Вэл улыбнулся непосредственности мысли и слов метрдотеля.
– Не дураки, господин Кантемир, конечно, не дураки. Просто мы не сходимся во взглядах на систему управления государством. Я всегда стоял если не в оппозиции к Сенату, то в глухой обороне. В последний раз попытался перейти в наступление – сами знаете, чем закончился такой демарш. Так что, дураками там назвать некого. Люди они очень умные. Умнее даже, чем я до недавнего времени думал.
– Надо сорвать принятие этого закона! – воскликнул Фрол. – Есть способ?
– Нет, Фрол, – отозвался Вэл категорично. – Никакого другого способа помешать Сенату принять закон не существует. Только не проголосовав за него двумя третями голосов. Но, как видите, сенаторы подсуетились. Хватит об этом. Не хочу больше. Не вижу никакого смысла говорить о невозможном, да и… я же сам отказался. И я этого хотел, я тогда не видел другого выхода, я не помнил себя, ничего не помнил. Я целый год жизни, пока в коме находился, забыл. Очнулся, а все не так, как было в моей памяти: люди другие, страна другая, а я тот же. И тот же, и не совсем, но без малейшего понимания того, что происходит. Какие реформы? Какие креаторы? Какой исполком? Я когда вас увидел после пробуждения, Фрол, даже не знал, как вас зовут, не то что… Не говорил об этом никому, потому что не был уверен, что вспомню хоть когда-нибудь… Вчера во время венчания память ко мне вернулась… Хочу мороженого!
Вэл откинулся на спинку кресла и закрыл глаза, всем своим видом показывая нежелание говорить что-то еще. Нина подошла к нему, встала за его спиной, обняла и поцеловала в лоб. Он обвил руками ее шею и поцеловал по-настоящему.
– Смотрите, мороженщица едет! – воскликнул Кир. – Господин Вэл, вы хотели мороженого!
– Это чудо что ли? – изумился ювелир. – Ани никогда так поздно не работала. И сюда никогда не переходила с того берега.
– Позовите ее, – приказал Махинда, не спуская глаз с Вэла и Нины.
Между собравшимися пополз шепот, обрывки фраз вполголоса – все активно обсуждали амнезию Вэла. Марк сидел молча, насупившись, сраженный услышанным, и гонял в голове события прошлых месяцев, которые теперь никак не укладывались в сформированную им концепцию поведения Вэла, бросившего всех и все в угоду одному ему известному капризу.
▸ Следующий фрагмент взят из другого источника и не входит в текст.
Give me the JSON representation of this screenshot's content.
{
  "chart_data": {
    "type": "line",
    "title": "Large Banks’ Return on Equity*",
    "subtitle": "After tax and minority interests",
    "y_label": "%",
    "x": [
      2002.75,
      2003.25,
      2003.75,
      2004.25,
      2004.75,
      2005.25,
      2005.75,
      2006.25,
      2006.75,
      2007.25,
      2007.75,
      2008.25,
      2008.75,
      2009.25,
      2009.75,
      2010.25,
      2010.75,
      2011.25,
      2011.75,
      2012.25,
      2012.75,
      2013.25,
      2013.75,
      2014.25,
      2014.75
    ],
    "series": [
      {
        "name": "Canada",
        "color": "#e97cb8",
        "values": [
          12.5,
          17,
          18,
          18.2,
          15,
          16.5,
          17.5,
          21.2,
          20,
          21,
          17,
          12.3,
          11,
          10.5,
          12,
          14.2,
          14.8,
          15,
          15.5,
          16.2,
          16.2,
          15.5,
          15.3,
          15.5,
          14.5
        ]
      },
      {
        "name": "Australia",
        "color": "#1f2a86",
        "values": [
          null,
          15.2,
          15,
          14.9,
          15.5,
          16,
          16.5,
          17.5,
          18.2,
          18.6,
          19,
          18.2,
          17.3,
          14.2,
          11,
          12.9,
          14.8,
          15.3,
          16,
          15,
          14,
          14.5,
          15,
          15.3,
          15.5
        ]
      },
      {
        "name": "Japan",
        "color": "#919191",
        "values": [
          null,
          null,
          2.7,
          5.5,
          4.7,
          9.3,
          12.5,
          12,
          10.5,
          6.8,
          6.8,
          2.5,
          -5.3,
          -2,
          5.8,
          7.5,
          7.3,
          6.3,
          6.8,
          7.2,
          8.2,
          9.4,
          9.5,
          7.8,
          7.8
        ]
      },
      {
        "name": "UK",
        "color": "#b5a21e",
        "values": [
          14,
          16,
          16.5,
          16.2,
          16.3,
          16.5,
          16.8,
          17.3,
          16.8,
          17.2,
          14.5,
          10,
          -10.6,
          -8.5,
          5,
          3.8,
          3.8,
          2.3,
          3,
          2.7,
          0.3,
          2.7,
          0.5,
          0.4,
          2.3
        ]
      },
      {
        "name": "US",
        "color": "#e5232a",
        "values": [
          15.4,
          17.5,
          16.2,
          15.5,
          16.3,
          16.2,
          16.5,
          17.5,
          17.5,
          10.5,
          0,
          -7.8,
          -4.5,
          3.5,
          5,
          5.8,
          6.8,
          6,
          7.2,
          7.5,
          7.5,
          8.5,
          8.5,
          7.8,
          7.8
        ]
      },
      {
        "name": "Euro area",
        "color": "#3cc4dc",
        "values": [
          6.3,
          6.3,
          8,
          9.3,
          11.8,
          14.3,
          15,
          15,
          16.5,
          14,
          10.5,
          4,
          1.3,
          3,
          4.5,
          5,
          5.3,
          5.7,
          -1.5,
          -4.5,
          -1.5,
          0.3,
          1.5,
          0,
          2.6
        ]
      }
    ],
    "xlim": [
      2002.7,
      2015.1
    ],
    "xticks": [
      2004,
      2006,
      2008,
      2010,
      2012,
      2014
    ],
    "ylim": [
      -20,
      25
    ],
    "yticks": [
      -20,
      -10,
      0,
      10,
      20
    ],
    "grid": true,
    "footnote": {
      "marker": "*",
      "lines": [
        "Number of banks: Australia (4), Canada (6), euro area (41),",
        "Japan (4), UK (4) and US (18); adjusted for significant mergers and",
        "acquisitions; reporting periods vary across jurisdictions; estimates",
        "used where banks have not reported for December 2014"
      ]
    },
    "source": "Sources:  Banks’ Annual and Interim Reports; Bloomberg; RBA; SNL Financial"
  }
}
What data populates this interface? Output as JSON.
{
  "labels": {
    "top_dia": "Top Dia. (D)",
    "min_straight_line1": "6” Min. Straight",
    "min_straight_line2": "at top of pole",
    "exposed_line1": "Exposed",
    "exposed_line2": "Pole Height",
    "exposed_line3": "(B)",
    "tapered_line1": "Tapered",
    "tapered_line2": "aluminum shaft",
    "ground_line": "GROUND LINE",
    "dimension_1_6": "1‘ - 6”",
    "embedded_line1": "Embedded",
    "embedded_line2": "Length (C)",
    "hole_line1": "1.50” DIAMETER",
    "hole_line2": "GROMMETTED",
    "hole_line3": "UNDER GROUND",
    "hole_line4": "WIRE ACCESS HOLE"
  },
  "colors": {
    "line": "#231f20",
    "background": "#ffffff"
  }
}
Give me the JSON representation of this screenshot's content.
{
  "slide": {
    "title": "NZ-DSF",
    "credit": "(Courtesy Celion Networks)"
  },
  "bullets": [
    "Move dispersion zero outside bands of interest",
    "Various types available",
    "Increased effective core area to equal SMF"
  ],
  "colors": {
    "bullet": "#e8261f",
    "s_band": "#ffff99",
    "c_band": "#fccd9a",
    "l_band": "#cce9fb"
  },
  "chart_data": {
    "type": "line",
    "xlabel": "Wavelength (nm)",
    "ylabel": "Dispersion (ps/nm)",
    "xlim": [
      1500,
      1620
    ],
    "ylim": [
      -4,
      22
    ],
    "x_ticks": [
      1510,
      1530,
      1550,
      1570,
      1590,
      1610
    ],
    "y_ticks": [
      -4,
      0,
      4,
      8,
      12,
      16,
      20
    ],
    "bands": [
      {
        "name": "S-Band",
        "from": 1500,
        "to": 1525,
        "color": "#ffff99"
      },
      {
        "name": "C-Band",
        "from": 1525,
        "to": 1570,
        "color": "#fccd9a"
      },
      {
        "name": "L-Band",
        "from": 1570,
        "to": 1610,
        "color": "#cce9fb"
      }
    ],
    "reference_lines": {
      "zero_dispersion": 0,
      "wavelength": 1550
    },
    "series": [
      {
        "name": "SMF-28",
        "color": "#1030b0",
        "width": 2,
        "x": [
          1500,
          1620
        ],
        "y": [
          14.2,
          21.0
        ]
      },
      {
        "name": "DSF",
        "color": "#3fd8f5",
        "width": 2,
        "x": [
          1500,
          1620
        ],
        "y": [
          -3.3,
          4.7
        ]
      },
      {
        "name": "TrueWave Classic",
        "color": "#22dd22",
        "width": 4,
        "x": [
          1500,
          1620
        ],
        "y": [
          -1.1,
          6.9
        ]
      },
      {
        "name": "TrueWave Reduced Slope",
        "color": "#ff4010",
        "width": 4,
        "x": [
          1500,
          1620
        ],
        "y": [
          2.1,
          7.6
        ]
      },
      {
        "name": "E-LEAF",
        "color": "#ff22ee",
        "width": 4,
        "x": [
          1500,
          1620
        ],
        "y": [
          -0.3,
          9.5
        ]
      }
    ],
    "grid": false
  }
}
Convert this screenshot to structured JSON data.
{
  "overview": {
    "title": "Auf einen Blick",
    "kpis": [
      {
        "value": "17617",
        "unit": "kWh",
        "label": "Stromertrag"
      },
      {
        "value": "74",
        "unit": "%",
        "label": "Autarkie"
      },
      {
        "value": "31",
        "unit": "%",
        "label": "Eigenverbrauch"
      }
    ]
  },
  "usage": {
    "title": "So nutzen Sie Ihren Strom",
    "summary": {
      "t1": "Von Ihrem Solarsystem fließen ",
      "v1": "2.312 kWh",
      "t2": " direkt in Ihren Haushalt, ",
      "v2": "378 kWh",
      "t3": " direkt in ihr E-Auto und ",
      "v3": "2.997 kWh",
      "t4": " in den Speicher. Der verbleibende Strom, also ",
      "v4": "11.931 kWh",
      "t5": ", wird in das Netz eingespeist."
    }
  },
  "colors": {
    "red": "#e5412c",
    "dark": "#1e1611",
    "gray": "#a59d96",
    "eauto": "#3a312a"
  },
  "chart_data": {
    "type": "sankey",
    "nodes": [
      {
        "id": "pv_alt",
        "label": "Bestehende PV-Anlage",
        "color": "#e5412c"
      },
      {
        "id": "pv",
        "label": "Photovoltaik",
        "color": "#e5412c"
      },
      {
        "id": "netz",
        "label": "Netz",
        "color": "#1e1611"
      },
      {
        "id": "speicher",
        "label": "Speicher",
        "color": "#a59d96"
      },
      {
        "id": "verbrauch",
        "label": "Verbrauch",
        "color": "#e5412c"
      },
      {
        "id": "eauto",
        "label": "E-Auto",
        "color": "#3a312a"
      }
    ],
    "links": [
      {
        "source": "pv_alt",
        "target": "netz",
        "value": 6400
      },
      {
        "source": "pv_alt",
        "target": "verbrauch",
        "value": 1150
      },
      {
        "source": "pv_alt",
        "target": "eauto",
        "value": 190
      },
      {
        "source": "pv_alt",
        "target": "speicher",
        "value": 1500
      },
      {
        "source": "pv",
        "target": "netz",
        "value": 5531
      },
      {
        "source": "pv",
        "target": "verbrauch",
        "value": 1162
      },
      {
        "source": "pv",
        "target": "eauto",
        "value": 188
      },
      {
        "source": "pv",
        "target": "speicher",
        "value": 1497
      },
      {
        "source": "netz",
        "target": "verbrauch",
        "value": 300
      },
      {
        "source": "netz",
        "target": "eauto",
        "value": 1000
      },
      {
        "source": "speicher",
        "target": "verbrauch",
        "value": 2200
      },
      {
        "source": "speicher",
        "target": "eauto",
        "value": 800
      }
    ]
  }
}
Мороженщица Ани уверенно направлялась в их сторону, и когда она подошла совсем близко, Нина прочитала на борту ее тележки свежевыведенную голубой краской надпись:
Она довольно улыбнулась, шепнув Вэлу:
– Мои слова. Они увековечились на тележке с мороженым.
– Ух ты! – радостно отозвался Вэл. – Мою жену увековечили на любимом мороженом. Надо прикоснуться к вечности, съесть по стаканчику пломбира… на всякий случай, – Вэл рассмеялся.
– Хорошая идея, – поддержала его Нина. – Стоит подсластить горечь момента. Еще бы чайку.
– Чаек не проблема, – громко произнес Вэл, глядя на Кира. – А вот, что касается горечи момента… Поподробнее об этом, пожалуйста…
«Давай дома поговорим», – передала Нина мысленно.
«Поговорим, – отозвался Вэл сухо. – И не только об этом».
Нина с подозрением посмотрела на него, потом ущипнула за ухо.
«Слава богу, щипаться ты не разучилась, – с улыбкой передал Вэл. – Значит, и на другое можно надеяться».
Нина не ответила, а Ани громко спросила, кто здесь есть по имени Вэл. Вэл подошел к мороженщице.
– Вы хотели мороженого, господин. Выбирайте.
Он взял два стаканчика пломбира и предложил остальным выбрать любое и сколько хочется, пообещав оплатить все. Когда мороженое разобрали, он перевел Ани оставшиеся десять рублей, обещанные за работу, и пять за мороженое. Мороженщица благодарно поклонилась и укатила тележку с довольным выражением лица.